I’ve been supporting a SaaS product that we’ve built from the ground up for the past four years. This service, despite some bad initial decisions and staff churn, managed to survive and bring in some revenue to the owners. Today I was paged (received a message) about a critical feature that is still broken in production. This was related to problems that were identified yesterday. Users could not get their jobs done.
Rather than wait until Monday and let the stress build up I’ve decided to deploy three bugfixes to production. I’m writing this early Saturday morning and I just finished deploying and testing in production.
It sucks to be on-call and be exposed to angry customers. I’ve made a lot of changes to make on-call suck less over the past few years. Running a service these days involves more moving parts compared to FTPing a tarball and bouncing the web server back then.
I learned the hard way that the software we’ve built (and the other dependencies we use) could end up harming us in ways we could not anticipate. I would rather be ready to deal with the problem than predict every possible error case. This led to what I would refer to as a mullet model of production: the service has to run smoothly as users perceive it and easy to operate while running. Operability is not a new idea, but having worked as a sysadmin, I would want the services that I am responsible for to be relatively easy to troubleshoot.

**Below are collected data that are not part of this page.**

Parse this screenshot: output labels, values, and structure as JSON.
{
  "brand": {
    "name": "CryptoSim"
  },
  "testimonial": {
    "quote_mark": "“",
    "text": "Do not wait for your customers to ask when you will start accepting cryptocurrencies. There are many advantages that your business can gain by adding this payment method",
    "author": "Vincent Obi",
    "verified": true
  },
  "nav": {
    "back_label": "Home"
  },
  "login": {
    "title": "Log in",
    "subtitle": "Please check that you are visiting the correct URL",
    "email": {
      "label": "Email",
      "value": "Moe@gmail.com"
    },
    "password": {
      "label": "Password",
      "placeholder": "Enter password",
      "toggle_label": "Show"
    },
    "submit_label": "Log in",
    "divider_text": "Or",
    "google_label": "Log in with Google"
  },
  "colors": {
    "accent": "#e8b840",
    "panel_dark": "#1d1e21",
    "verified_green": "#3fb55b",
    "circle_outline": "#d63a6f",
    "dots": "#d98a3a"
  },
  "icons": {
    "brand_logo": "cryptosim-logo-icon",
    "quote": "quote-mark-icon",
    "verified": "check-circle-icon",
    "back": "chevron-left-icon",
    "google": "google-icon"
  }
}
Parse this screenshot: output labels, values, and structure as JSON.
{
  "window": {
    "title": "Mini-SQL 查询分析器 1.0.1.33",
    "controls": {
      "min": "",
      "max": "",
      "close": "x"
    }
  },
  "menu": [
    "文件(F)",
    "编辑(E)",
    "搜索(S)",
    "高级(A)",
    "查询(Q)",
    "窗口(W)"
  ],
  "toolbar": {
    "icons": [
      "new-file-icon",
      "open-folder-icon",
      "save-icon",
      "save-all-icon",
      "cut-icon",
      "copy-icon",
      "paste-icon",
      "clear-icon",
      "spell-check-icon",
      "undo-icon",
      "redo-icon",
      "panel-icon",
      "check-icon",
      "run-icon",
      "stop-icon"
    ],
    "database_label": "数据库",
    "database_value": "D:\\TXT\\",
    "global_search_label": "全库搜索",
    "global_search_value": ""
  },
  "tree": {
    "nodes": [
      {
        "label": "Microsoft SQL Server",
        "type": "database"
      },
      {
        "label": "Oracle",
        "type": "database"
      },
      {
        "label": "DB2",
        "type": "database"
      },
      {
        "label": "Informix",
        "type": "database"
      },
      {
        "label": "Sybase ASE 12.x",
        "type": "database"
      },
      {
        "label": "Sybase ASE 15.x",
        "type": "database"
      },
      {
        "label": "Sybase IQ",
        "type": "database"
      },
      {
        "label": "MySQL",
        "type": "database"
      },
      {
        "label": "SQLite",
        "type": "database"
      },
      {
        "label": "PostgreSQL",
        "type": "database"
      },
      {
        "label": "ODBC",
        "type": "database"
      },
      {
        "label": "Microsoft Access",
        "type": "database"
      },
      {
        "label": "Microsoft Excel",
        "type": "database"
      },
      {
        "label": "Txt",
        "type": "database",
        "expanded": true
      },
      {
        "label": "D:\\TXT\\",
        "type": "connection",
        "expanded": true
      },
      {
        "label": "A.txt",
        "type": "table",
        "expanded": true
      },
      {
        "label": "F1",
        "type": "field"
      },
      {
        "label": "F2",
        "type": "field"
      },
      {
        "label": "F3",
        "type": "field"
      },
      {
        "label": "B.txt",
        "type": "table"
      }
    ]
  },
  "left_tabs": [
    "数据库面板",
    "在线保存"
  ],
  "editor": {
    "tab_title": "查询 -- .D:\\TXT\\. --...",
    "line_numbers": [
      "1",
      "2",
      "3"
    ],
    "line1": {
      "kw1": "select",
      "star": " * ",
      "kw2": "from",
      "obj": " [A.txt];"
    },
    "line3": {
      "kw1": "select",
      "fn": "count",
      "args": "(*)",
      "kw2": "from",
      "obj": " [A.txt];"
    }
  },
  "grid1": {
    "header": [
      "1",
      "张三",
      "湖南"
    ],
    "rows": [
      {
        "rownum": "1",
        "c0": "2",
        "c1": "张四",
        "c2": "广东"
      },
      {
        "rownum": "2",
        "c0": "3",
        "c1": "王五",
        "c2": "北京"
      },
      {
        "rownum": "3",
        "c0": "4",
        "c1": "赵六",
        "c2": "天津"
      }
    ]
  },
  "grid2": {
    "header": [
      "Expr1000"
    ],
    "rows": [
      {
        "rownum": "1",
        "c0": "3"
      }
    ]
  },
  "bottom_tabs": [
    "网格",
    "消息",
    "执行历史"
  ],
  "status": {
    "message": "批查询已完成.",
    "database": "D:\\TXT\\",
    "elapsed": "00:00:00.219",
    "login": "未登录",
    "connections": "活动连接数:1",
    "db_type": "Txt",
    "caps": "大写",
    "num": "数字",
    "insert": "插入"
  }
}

Deploying on a Friday is taboo in some software teams. What I’ve seen is that it’s usually a symptom of a bigger problem. For example, not having good tooling for deploying code to production. Or perhaps a team issue where the new developers are left to deal with the consequences left by their former colleagues. This list of problems could go on.
To new developers reading this and frowning about on-call: not everything is bad and by being on-call you are preventing a bigger catastrophe from happening. Good luck out there!